Das Spektrum der Ausschreibungen ist dabei breit gefächert. Mal handelt es sich um simple Microtasks, mal um hochkomplexe Design- oder Programmiertasks Entsprechend weit ist auch die Lohnschere zwischen diesen beiden Extremen geöffnet. Die Vergütung pro Auftrag reicht von wenigen Cents bis hin zu mehreren Tausend Euro. Vor allem im Hinblick auf das „digitale Prekariat“, das teilweise deutlich unterhalb des gesetzlichen Mindestlohns arbeitet, werden politische Interventionen gefordert, um die Betroffenen vor Altersarmut und Ausbeute zu schützen und zugleich das Kollabieren des sozialstaatlichen Regelwerks zu verhindern. Doch auch höher dotierte Projekte geraten in die Kritik, wenn bei wettbewerbsähnlichen Formaten einzig und allein der Gewinner eine Vergütung für seine Leistung erhält.
Letztlich hat diese sog. Gig-Economy aber auch für Vorteile alle Beteiligten: Kostenersparnis (z.B. Sozialversicherungsbeiträge, Cost-per-Hire, Büroinfrastruktur etc.), kreative Impulse und Unternehmensgrenzen überschreitendes, fachliches Know-How auf der einen Seite. Freiheit, flexibler Nebenerwerb und/oder Wiedereinstieg in den Arbeitsmarkt auf der anderen Seite.
Crowdworking ist somit als eine weitere Begleiterscheinung der Digitalisierung einzustufen, die bisherige Selbstverständlichkeiten in Bezug auf Beschäftigungsformen, Arbeitsverhältnisse und gesellschaftspolitische Absicherungssysteme radikal in Frage stellt. Einerseits ist dies natürlich Grund genug, um sich auch auf wissenschaftlicher Ebene dem Phänomen anzunähern und es zu erforschen. Andererseits gilt es, Prognosen zu erstellen, die Aufschlüsse darüber erlauben, ob Crowdworking weiterhin eine Randerscheinung bleibt oder sich zu einer ernstzunehmenden Alternative des Angestelltenverhältnisses etablieren wird.

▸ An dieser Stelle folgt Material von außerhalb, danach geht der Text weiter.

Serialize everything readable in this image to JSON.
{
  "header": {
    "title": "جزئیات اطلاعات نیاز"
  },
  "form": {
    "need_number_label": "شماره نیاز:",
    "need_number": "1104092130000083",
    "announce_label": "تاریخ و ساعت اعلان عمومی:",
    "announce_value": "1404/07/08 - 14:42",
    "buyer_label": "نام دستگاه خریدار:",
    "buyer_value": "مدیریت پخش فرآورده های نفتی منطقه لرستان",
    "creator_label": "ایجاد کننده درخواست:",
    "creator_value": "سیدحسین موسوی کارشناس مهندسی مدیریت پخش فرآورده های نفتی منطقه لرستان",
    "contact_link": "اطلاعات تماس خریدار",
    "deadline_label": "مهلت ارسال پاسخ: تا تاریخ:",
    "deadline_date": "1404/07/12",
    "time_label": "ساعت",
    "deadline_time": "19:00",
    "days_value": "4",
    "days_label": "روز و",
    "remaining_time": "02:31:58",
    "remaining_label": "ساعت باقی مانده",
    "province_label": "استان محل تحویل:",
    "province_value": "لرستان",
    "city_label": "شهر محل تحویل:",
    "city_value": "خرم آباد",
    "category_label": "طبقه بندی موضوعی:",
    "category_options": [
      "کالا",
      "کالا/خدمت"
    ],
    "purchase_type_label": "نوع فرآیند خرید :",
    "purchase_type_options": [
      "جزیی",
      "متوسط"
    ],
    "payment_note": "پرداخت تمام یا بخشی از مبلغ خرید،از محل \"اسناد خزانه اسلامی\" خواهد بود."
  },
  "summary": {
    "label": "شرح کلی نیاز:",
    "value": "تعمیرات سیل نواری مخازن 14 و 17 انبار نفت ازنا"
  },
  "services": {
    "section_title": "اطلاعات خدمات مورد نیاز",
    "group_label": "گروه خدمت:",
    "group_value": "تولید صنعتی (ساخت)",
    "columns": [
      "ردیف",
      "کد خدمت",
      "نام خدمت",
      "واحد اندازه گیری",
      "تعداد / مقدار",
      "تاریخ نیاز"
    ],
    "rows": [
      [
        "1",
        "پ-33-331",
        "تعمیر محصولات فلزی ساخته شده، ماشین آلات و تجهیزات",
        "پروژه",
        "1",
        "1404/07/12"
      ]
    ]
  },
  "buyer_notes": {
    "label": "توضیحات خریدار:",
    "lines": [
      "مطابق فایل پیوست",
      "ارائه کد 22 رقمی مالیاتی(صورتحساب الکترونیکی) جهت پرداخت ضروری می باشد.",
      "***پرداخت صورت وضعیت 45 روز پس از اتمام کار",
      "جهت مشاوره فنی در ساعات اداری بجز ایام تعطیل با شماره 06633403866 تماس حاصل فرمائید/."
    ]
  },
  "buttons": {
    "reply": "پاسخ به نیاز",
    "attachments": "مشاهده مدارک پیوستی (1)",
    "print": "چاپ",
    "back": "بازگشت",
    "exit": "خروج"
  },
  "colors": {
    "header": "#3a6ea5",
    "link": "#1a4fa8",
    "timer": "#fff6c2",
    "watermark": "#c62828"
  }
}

Der aus der gleichnamigen Tagung hervorgegangene Sammelband beschäftigt sich in vier Panels, d.h. je einem Referat und zwei Korreferaten, mit genau diesen Fragestellungen. Insgesamt wird Crowdworking so aus soziologischer, ökonomischer, sozialethischer und arbeitspolitischer Perspektive diskutiert. Obwohl es sich um ein akademisches Werk handelt, ist für das Verständnis der Argumentationen nicht allzu viel fachliches Vorwissen notwendig, sodass die Publikation beispielsweise für Mitarbeitende des Human Resource Managements von Interesse sein kann, die zukünftig Projektaufträge über digitale Plattformen vermitteln möchten oder dies bereits tun. Gleichermaßen könnten sich sowohl die digitalen Solo-Selbstständigen selbst als auch beispielsweise Gewerkschaften mithilfe dieses Buches interdisziplinäre Einblicke in die aktuelle Diskussion rund um das Thema Crowdworking verschaffen.